Lunghe degustazioni di decine e decine di vini, un intero giorno a una manifestazione vitivinicola bevendo calice su calice… Il sogno di ogni appassionato! Come evitare che si trasformi in un incubo etilico? Il neuroscienziato Gordon Shepherd ha descritto nel suo libro “Neuroenology” la migliore modalità di degustazione, che permette di stimolare a pieno le papille gustative e le vie retronasali senza stordirsi.

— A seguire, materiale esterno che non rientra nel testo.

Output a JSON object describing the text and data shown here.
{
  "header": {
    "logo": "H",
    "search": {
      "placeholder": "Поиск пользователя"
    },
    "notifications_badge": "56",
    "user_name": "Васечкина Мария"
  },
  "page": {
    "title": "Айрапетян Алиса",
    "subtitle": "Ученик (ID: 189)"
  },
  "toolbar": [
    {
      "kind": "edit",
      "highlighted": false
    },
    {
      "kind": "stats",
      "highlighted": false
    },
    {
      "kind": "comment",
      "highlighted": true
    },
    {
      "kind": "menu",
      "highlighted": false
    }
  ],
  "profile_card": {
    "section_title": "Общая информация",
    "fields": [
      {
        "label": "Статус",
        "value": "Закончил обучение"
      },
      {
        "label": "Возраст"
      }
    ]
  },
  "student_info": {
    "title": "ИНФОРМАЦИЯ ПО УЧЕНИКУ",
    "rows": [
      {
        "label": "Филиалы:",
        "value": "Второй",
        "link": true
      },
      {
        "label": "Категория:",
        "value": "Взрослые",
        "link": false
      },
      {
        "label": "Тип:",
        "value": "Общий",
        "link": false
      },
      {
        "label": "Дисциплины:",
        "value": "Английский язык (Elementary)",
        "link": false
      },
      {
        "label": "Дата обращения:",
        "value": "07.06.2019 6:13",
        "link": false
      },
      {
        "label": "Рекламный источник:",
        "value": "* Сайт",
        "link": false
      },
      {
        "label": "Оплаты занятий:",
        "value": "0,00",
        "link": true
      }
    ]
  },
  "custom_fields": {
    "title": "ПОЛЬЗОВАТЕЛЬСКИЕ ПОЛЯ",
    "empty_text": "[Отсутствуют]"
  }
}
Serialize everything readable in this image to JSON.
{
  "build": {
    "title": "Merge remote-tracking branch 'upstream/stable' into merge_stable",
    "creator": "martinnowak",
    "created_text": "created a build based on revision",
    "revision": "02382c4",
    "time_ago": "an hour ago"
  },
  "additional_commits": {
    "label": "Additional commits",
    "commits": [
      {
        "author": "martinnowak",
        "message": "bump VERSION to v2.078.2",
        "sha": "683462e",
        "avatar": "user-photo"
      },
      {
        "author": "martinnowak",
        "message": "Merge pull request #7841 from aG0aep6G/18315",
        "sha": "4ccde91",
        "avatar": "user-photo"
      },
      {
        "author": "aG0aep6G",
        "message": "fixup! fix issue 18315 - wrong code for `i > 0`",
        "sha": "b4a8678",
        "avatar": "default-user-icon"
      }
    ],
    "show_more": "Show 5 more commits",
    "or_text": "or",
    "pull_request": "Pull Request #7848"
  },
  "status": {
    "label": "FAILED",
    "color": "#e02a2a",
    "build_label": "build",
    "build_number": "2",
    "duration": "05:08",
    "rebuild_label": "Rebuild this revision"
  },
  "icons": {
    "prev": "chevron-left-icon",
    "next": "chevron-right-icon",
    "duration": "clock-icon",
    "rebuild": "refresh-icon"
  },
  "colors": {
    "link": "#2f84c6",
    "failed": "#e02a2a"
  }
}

Per assecondare la dinamica delle vie retronasali, ecco la miglior strategia per affrontare una lunga degustazione. Inghiottite piccoli sorsi di vino e tratteneteli nella parte anteriore della bocca, per assaggiarli prima e dopo che si sono mescolati con la saliva. Stimolate la percezione agitando vigorosamente il vino. concentratevi sull’astringenza e spingete la lingua contro il palato per favorire il rilascio di volativi. Mantenete aperta la parte posteriore della bocca per ampliare la percezione retrolfattiva. Lasciate che il vino scivoli nelle vallecole in modo che una percezione dell’aroma esploda in gola. Sputate il vino per limitare l’ingestione di alcol, che inibirebbe la degustazione. Deglutite più volte il vino rimanente insieme alla saliva, in modo che vada a ricoprire la bocca e la faringe, prolungando la percezione retronasale. (Questi passi rendono il vino ancora più piacevole a tavola, con la differenza che… be’, potete evitare di sputarlo!)